Wait, they added SEO before database authentication? So very logical.

debergalis · on Aug 9, 2012

You can try out the prerelease auth feature right now if you want. A bunch of projects are using it.

https://github.com/meteor/meteor/wiki/Getting-Started-with-A...

mikebannister · on Aug 9, 2012

Other core devs are working furiously on auth (getting pretty close). This feature was just releasable first.

Xyzodiac · on Aug 10, 2012

Sounds good, despite my first post Meteor is the most interesting framework out there atm IMO.

encoderer · on Aug 9, 2012

Relax. It's 0.39 Preview.
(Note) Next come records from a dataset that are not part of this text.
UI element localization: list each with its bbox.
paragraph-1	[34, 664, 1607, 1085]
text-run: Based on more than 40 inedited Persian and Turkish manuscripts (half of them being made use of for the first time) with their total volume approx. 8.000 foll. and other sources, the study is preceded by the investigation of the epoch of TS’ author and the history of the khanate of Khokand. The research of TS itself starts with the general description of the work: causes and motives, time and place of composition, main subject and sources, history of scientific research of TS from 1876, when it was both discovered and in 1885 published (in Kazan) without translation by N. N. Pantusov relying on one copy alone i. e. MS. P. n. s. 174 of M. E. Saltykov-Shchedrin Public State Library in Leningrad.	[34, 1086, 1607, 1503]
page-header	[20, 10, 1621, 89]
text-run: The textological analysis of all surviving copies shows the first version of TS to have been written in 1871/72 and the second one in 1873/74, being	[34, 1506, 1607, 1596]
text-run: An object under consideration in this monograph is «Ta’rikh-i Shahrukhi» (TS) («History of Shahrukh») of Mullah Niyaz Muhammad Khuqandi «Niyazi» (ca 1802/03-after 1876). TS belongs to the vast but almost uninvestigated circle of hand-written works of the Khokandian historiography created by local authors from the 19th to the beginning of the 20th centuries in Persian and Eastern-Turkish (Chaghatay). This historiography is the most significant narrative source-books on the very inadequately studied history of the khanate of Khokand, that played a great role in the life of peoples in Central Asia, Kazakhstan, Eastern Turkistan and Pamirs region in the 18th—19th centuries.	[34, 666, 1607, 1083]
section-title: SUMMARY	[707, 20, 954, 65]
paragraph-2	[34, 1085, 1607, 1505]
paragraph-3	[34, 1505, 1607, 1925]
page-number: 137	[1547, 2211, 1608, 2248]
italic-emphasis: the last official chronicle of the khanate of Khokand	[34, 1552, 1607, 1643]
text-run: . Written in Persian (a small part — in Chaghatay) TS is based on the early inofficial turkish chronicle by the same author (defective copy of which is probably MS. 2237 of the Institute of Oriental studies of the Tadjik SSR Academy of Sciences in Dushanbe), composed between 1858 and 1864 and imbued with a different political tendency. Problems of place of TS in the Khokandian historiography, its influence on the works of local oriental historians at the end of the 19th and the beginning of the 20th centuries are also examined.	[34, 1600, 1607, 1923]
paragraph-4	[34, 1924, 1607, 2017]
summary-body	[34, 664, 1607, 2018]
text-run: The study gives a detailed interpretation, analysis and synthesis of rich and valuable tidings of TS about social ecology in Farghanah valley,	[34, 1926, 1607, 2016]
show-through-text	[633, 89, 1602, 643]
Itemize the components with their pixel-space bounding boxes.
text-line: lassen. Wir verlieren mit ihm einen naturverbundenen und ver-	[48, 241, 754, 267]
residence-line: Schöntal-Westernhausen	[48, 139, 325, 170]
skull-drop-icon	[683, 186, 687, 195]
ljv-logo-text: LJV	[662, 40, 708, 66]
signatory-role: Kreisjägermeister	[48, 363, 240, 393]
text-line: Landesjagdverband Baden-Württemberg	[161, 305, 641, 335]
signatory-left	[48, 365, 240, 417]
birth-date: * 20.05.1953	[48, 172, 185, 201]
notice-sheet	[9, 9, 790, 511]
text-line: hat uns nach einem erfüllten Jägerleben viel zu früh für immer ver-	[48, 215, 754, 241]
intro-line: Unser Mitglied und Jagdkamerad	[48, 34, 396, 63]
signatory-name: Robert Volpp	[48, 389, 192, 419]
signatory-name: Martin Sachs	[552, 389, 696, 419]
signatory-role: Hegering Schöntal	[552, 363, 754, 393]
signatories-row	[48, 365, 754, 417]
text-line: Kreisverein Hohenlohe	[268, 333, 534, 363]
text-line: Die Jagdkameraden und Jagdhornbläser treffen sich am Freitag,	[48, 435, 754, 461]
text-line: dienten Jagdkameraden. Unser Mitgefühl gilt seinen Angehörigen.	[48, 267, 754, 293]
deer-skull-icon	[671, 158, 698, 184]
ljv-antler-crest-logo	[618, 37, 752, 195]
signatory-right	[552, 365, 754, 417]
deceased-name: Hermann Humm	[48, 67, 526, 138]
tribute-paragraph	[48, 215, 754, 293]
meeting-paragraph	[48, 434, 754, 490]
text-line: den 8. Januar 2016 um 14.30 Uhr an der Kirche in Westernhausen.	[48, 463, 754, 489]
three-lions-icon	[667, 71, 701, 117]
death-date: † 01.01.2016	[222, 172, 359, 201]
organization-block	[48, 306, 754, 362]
C'mon...

spullara · on Aug 10, 2012

If they can tell which pages are public vs private (which I think they can) they could just tell the client that they need a copy of the page when they are done rendering it, have it post the serialized DOM back to the server and then cache and serve that until the next redeploy.

dotborg2 · on Aug 10, 2012

So after year of developing this product, they finally realized that each page should have an unique URL.

It's called lack of vision.

ps. ajax content does not rank in Google SERPs at all, it's a typical band aid solution, so websites made with meteor will have some serious issues with monetization and stuff

AznHisoka · on Aug 9, 2012

I know this isn't 100% on-topic, but does anyone know if you can choose your own user agent when using PhantomJS such as Firefox, or IE?